The article is by K. Ban, M. Cohen, C. Ko, M. Friedberg, J. Stulberg, L. Zhou, B. Hall, D. Hoyt, and K. Bilimoria and begins:
The ProPublica Surgeon Scorecard is the first nationwide, multispecialty public reporting of individual surgeon outcomes. However, ProPublica’s use of a previously undescribed outcome measure (composite of in-hospital mortality or 30-day related readmission) and inclusion of only inpatients have been questioned. Our objectives were to (1) determine the proportion of cases excluded by ProPublica’s specifications, (2) assess the proportion of inpatient complications excluded from ProPublica’s measure, and (3) examine the validity of ProPublica’s outcome measure by comparing performance on the measure to well-established postoperative outcome measures.

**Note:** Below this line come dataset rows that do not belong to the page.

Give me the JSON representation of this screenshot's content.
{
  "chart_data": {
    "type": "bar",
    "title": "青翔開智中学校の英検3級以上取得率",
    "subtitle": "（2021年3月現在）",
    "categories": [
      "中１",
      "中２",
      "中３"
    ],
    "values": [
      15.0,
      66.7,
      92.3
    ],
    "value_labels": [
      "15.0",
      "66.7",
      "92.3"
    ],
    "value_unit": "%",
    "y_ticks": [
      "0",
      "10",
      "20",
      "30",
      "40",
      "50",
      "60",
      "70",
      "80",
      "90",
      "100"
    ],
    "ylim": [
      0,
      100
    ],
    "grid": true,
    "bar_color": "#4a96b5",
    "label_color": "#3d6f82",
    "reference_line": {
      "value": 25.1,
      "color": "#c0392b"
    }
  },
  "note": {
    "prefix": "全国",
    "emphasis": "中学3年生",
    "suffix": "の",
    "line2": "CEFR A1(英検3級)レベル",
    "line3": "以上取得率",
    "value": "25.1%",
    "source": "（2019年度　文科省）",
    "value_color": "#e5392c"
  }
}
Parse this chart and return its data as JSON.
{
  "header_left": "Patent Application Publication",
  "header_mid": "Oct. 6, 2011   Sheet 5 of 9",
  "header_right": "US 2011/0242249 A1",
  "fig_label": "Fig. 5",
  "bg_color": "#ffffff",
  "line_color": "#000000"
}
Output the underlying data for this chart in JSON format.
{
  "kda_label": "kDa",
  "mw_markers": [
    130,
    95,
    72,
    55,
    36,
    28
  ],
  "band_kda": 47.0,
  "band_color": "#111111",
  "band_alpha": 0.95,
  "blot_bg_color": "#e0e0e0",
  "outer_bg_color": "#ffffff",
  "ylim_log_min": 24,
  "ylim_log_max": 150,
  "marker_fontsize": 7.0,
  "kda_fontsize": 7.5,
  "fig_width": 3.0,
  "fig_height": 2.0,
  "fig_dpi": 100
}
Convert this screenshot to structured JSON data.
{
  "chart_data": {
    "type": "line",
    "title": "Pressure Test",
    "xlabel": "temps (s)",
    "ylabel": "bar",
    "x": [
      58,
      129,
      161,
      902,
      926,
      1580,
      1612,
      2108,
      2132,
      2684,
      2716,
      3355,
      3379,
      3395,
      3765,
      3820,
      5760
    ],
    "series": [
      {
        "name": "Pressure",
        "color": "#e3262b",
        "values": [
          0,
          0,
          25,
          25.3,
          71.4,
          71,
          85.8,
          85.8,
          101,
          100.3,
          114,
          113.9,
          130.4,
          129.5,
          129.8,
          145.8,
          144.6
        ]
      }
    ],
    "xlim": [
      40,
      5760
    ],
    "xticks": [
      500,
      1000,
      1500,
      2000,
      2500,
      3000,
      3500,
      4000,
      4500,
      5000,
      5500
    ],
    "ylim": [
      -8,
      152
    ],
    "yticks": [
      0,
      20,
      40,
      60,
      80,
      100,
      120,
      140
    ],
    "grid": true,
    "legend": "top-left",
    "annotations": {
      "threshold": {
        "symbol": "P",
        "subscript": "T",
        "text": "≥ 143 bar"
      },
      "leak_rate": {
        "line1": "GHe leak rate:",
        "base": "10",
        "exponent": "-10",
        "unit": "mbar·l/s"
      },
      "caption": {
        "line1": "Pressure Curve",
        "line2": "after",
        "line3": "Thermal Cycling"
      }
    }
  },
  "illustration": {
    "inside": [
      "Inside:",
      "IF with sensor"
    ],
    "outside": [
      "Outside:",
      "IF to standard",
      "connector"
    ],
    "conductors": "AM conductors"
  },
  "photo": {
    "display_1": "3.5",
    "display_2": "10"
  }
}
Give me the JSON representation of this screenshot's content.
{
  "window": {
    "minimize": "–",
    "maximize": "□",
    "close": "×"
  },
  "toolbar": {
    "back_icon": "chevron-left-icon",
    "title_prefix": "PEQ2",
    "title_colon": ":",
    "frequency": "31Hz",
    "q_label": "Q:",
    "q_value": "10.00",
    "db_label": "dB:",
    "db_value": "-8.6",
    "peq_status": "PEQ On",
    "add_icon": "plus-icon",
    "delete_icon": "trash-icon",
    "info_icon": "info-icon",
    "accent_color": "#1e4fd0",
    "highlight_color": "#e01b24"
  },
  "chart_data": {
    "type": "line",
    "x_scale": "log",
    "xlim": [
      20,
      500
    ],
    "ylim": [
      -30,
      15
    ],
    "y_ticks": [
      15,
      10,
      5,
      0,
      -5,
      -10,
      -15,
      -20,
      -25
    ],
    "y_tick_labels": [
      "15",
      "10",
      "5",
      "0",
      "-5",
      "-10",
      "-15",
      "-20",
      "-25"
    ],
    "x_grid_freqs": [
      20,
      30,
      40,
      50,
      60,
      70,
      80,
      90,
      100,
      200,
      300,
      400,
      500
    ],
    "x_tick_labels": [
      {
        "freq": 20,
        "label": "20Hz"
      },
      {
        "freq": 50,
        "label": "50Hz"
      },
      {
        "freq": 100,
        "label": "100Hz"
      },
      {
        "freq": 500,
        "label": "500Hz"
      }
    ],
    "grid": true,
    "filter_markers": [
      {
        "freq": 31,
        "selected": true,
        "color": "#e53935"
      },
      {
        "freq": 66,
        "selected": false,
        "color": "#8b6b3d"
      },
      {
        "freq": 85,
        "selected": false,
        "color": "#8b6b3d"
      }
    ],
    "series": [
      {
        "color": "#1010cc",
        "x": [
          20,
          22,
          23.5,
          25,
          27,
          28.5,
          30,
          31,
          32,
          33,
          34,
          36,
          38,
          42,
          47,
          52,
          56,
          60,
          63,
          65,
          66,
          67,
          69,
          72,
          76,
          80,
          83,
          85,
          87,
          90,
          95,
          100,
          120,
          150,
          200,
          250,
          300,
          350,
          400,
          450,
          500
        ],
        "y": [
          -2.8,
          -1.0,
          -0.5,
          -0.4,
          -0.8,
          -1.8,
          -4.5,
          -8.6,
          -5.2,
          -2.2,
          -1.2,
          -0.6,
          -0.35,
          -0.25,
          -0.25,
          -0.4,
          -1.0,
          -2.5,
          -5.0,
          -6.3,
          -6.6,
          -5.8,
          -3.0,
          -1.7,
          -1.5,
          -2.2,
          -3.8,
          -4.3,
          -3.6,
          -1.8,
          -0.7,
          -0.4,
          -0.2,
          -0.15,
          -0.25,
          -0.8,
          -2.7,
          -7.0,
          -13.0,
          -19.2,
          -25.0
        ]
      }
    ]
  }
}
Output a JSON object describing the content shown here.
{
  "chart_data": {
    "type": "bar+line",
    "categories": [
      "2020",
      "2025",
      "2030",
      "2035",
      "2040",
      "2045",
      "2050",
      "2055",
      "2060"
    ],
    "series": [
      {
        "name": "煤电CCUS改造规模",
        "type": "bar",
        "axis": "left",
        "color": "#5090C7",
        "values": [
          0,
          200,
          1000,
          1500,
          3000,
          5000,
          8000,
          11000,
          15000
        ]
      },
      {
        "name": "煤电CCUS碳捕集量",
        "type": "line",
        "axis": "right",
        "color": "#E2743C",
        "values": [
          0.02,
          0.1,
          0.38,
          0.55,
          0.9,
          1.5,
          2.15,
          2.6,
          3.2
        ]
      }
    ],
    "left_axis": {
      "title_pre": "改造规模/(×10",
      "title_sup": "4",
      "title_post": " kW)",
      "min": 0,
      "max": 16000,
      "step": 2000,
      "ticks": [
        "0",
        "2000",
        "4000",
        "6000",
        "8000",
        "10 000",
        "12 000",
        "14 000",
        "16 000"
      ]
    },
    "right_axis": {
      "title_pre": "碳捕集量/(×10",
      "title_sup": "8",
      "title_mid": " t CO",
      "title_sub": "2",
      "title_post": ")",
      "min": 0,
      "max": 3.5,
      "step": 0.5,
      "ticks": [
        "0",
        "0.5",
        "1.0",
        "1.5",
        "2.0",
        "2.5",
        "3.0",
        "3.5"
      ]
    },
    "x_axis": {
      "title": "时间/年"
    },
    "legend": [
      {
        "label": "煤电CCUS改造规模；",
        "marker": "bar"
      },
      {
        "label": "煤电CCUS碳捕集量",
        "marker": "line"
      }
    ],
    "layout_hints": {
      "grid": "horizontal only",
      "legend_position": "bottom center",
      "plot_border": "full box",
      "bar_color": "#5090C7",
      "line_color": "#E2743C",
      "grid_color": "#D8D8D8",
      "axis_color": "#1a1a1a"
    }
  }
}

ProPublica’s inclusion criteria resulted in elimination of 82% of all operations from assessment (range: 42% for total knee arthroplasty to 96% for laparoscopic cholecystectomy). For all ProPublica operations combined, 84% of complications occur during inpatient hospitalization (range: 61% for TURP to 88% for total hip arthroplasty), and are thus missed by the ProPublica measure. Hospital-level performance on the ProPublica measure correlated weakly with established complication measures, but correlated strongly with readmission.
And they conclude:
ProPublica’s outcome measure specifications exclude 82% of cases, miss 84% of postoperative complications, and correlate poorly with well-established postoperative outcomes. Thus, the validity of the ProPublica Surgeon Scorecard is questionable.
When this came up before, I wrote, “The more important criticisms involved data quality, and that’s something I can’t really comment on, at least without reading the report in more detail.”
And that’s still the case. I still haven’t put in any effort to follow this story. So I’ll repeat what I wrote before:
You fit a model, do the best you can, be open about your methods, then invite criticism. You can then take account of the criticisms, include more information, and do better.
So go for it, Pro Publica. Don’t stop now! Consider your published estimates as a first step in a process of continual quality improvement.
At this point, I’d like Pro Publica not to try to refute these published data-quality criticisms (unless they truly are off the mark) but rather to thank the critics and take this as an opportunity to do better. Let this be the next step in an ongoing process.